Nitekim işverenin kira ile de olsa işçiye konut sağlaması, kendi için olduğu gibi kuşkusuz, işçi içinde küçümsenmeyecek bir yarardır.

Konut sağlayarak işçisini kazançlı duruma sokmuş olan bir işveren, grev dolayısiyle işçisine konut sağlamamış bulunan bir işverene göre daha çok zarara uğramakta, iyiliğinin karşılığı bir bakıma ceza çekmiş gibi olmakta, işverenler arasında bir eşitsizlik doğmaktadır. Doksan gün sonra konuttan çıkarma yasağının kalkmasiyle işverenler arasında eşitlik sağlanmaktadır ve bu bakımlardan hüküm, hakkaniyete uygundur. Grev yapan işçilerin uzun süre sürecek grevleri sırasında konuttan çıkarılmaması kabul edilirse, bu hüküm, işverenlerin işçilere konut sağlamaktan çekinmelerine yol açabilir ki bu da işçiler yararına olmaz.

Grevin uzun süreceğinin anlaşılması halinde işçiler, kendilerine oturacak yeni bir yer bularak doksan günün sonunda konutlardan çıkarıldıklarında sokak ortasında kalmak gibi kötülüklerden kendilerini koruyabilirler.

h) Dâva konusu Kanunun "kanun dışı grev ve lokavtın sonuçları" başlıklı 29. maddesinin 1 sayılı bendinde aşağıdaki hüküm yer almıştır.

"Madde 29- 1. Kanun dışı grev yapılması halinde işveren, böyle bir grevin yapılması kararma katılan, böyle bir grevin yapılmasını teşvik eden, böyle bir greve katılan veyahut devam eden veya böyle bir greve katılmaya veyahut devama teşvik eden işçilerin hizmet akitlerini, feshin ihbarına lüzum olmaksızın ve herhangi bir tazminat ödemeye mecbur bulunmaksızın feshedebilir.

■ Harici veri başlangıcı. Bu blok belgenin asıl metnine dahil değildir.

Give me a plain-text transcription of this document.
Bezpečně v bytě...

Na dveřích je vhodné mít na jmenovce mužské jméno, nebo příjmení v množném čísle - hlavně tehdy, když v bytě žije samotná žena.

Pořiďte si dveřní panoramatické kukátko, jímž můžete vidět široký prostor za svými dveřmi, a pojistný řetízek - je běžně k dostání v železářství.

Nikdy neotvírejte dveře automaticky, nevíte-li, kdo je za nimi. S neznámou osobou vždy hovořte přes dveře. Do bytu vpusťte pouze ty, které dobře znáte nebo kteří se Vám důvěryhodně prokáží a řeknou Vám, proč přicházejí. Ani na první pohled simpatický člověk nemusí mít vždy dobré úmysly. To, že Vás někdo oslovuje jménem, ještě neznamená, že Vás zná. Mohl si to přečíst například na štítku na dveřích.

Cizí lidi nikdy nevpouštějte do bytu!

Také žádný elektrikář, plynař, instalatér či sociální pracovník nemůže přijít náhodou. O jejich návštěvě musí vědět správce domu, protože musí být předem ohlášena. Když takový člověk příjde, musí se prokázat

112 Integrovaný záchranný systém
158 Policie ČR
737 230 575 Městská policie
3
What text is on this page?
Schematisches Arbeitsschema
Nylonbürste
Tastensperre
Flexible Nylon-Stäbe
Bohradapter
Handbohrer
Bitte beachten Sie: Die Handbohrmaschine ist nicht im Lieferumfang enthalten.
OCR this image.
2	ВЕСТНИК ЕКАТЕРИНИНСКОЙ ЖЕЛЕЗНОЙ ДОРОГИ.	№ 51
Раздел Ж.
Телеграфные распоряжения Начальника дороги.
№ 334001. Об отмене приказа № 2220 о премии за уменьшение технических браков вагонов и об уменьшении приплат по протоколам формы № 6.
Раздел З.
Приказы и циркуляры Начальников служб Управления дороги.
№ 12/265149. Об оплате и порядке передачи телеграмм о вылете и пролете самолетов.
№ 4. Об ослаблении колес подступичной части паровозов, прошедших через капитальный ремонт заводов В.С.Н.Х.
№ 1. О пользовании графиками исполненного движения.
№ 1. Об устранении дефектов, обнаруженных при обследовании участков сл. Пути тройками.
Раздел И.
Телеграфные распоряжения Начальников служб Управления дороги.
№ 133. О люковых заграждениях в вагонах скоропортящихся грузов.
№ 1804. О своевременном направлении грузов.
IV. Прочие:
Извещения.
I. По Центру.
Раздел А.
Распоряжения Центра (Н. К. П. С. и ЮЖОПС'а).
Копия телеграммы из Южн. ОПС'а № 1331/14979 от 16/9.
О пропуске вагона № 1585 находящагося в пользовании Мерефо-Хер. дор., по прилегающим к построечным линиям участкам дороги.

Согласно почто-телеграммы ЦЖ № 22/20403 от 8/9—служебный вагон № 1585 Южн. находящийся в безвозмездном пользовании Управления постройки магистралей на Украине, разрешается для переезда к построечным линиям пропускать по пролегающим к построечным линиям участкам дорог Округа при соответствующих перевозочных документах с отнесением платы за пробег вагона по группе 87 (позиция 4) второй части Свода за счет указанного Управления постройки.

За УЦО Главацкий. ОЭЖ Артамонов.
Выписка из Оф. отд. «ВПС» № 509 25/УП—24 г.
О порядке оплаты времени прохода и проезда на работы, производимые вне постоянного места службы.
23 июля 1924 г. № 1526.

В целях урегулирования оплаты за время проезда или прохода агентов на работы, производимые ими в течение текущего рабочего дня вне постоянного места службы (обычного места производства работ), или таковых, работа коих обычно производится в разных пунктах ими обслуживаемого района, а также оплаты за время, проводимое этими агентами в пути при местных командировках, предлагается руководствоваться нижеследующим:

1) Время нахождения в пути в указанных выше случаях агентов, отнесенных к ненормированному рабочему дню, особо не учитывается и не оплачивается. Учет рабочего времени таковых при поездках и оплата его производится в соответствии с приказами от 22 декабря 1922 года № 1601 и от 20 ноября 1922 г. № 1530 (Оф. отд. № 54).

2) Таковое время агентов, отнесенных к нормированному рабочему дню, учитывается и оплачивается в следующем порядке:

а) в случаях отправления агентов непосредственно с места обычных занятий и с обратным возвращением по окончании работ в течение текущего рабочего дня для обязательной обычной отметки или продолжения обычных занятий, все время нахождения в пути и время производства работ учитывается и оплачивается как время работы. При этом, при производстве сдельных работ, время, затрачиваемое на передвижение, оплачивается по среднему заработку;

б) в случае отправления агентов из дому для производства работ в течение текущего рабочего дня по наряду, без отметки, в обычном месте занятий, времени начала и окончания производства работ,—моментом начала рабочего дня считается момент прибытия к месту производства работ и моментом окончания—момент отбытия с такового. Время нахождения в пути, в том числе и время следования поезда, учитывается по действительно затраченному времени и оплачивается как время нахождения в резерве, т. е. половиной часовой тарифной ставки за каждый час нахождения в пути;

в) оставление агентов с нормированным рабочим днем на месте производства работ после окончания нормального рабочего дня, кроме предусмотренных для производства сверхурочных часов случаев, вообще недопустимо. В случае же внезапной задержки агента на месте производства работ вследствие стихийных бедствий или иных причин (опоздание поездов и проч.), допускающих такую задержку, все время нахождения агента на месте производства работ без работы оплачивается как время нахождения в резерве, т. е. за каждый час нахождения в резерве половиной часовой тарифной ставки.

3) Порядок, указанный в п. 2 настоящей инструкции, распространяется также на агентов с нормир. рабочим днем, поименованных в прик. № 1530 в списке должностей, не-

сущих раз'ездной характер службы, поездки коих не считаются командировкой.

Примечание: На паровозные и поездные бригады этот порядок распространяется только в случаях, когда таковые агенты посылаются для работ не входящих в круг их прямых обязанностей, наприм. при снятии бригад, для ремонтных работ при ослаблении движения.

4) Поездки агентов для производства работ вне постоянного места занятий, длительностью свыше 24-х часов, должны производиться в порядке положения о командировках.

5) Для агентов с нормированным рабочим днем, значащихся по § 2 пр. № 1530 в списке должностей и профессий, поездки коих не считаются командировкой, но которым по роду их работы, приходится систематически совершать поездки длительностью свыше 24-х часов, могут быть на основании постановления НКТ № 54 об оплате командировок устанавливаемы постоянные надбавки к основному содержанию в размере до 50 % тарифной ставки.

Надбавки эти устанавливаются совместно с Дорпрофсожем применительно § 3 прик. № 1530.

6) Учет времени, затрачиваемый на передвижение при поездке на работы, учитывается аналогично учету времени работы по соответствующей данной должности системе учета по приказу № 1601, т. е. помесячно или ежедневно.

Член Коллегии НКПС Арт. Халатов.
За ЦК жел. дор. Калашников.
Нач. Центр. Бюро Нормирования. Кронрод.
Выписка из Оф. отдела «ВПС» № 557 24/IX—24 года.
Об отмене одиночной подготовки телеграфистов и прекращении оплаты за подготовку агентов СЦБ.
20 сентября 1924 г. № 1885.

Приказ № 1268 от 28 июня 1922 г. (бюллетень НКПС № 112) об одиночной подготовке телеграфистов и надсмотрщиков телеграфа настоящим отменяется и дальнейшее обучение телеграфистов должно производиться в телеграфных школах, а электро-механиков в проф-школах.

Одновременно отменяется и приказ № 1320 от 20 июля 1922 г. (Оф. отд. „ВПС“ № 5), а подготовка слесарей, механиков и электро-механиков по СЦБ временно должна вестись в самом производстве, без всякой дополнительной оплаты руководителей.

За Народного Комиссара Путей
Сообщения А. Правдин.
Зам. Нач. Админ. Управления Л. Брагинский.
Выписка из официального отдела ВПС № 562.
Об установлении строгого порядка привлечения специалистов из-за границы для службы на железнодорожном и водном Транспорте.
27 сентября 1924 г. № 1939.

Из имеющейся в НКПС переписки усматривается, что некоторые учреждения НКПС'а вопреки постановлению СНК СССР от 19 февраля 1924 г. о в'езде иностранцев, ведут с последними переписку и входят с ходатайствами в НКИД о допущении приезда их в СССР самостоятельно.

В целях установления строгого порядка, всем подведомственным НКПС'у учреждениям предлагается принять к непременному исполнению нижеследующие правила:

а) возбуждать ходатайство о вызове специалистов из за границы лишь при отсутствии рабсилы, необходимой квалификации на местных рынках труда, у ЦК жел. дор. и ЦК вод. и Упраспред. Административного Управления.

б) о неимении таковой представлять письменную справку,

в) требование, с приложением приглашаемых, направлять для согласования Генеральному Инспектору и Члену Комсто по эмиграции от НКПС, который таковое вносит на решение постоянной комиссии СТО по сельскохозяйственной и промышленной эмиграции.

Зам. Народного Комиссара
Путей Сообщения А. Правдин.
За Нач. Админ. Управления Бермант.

Kanun dışı bir grev yapılması halinde, bu grev veya bu grevin yönetim ve yürütme yüzünden işverenin uğradığı zararlar, greve karar veren işçi teşekkülü veya kanun dışı grev herhangi bir işçi teşekkülünce kararlaştırılmaksızın yapılmışsa, bu greve katılan İşçiler tarafından karşılanır."

Davacı, Anayasa'nın 47. maddesi, grevi yalnızca erek bakımından kanuna uygun veya aykırı saymağa elverişli iken, bu kanunun koyduğu usul hükümlerine aykırı bir grevin dahi kanuna aykırı grev sayılması, Anayasa'nın 47. maddesinin güttüğü amaca aykırı bulunmakta olduğu için, bir usul yanılması yüzünden grevin kanun dışı grev sayılması sonucunda İş akdinin tazminatsızca bozulmasına ve işçilerin tazminatla yükümlü tutulmalarının, hakkın özünü zedelediğini ortaya atmaktadır.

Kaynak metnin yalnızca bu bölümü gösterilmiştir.